Im Januar 2021 erkennt Unternehmer U (Leistungsempfänger), dass in einer Rechnung von Anfang Dezember 2020 die Angabe des Leistungszeitpunkts fehlt. Nach Reklamation beim Rechnungsaussteller verschickt dieser im Februar 2021

a) eine Stornorechnung und fügt einen neuen, vollständigen Rechnungsbeleg bei,
b) einen einfachen Brief, der konkret auf die Rechnung bezogen ist und den Leistungszeitpunkt enthält.

Nachdem der EuGH eine rückwirkende Rechnungsberichtigung bereits "frühzeitig" dem Grunde nach ermöglicht hatte[1], mussteder BFH dieser Rechtsprechung folgen.[2] Erst 4 Jahre danach konnte sich dann auch die Finanzverwaltung dazu durchringen und klarstellen, dass eine Berichtigung zumindest der "Nebenbestimmungen" einer Rechnung mit Wirkung für die Vergangenheit möglich ist.[3]

Nachdem längere Zeit Unsicherheit darüber bestand, ob auch Stornorechnungen zu einer wirksamen rückwirkenden Rechnungsberichtigung führen können, wurde dies durch die neuere Verwaltungsauffassung ausdrücklich bestätigt.[4] Die "berichtigte Rechnung" aus dem Jahr 2021 berechtigt U daher in Variante a) grds. zum Vorsteuerabzug für das Jahr 2020. Akzeptiert man eine Berichtigung durch Stornorechnung und Neuausstellung einer Rechnung, ist natürlich zu beachten, dass die neue Rechnung dann womöglich nicht mehr zu den bisher im Jahr des Leistungsbezugs "verbuchten Daten" passt – je nachdem, welches Datum und welche Rechnungsnummer vom Rechnungsaussteller verwendet werden. Außerdem besteht vereinzelt eine gewisse Gefahr, dass die neue Rechnung in den aktuellen "Buchungskreislauf" eingeht und (nochmals) im laufenden Jahr erfasst wird.

Es ist daher aus meiner Sicht vielfach vorzugswürdig, Rechnungen, die formelle oder einzelne materielle Fehler enthalten, möglichst nicht zu stornieren, sondern wie in Variante b) "lediglich" zu ergänzen bzw. zu berichtigen.

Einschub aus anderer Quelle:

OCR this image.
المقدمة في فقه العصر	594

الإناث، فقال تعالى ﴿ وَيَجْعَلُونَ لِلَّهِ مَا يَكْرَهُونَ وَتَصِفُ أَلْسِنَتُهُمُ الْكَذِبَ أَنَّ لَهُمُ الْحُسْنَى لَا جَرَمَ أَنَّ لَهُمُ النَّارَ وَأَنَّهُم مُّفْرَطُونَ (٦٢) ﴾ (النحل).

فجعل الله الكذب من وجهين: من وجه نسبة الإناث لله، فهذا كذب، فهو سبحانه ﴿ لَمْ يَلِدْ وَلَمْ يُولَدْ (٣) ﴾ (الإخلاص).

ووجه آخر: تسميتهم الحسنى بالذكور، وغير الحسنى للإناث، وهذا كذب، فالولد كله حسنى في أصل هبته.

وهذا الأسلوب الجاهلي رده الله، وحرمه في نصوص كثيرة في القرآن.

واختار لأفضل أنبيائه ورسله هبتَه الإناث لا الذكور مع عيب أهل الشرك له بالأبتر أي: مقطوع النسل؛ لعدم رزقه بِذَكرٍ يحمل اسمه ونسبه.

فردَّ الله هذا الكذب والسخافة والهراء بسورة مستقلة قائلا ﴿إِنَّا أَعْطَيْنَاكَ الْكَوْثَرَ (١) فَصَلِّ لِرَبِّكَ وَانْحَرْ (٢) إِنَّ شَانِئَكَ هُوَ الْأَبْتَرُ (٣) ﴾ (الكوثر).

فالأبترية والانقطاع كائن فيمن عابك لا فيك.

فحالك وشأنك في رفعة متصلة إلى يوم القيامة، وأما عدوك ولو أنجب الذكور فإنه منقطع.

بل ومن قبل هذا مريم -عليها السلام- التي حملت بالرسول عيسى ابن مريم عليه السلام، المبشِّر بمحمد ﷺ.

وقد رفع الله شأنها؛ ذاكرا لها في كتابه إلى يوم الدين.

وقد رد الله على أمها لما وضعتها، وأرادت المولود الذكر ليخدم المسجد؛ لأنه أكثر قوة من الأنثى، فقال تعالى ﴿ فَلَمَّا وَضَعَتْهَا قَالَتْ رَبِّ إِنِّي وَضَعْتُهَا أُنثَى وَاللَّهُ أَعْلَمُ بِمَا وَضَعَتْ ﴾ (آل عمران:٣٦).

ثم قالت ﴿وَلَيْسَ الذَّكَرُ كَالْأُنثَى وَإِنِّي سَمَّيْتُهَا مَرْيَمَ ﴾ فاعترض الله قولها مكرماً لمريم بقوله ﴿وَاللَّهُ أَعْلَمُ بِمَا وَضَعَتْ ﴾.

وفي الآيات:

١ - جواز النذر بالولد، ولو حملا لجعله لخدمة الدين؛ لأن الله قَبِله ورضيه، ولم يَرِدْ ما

Eine solche Ergänzung/Berichtigung ist durch einfachen Brief möglich, der spezifisch und eindeutig auf die Rechnung bezogen ist, insbesondere durch Hinweis auf das ursprüngliche Rechnungsdatum und die ursprüngliche Rechnungsnummer.[5]

Ob eine Rechnungskorrektur überhaupt Rückwirkung entfaltet, muss unabhängig von der Form der Berichtigung immer im Einzelfall geprüft werden, da die Finanzverwaltung für besonders schwere Fehler eine rückwirkende Berichtigung nach wie vor ausschließt.[6] Dennoch sollte natürlich auch in diesen Fällen möglichst zeitnah eine Korrektur erfolgen.

 
Praxis-Tipp

Kulanz der Finanzverwaltung

Fehlt die Angabe des Leistungszeitpunkts in der Rechnung, hat der Unternehmer auch nach offizieller Verwaltungsmeinung[7] noch die Möglichkeit, den Zeitpunkt anhand sonstiger Geschäftsunterlagen (z. B. Lieferschein) zu ergänzen oder nachzuweisen. In Einzelfällen kann sich der Leistungszeitpunkt nach neuerer Verwaltungsauffassung auch aus dem Rechnungsdatum ergeben, wenn keine Zweifel daran bestehen, dass die Leistung in dem Monat der Rechnungsstellung ausgeführt wurde.[8] Um Auslegungsschwierigkeiten zu vermeiden, sollte der Rechnungsempfänger allerdings rein vorsorglich weiterhin darauf bestehen, dass der Leistungszeitpunkt in der Rechnung möglichst immer gesondert aufgeführt wird.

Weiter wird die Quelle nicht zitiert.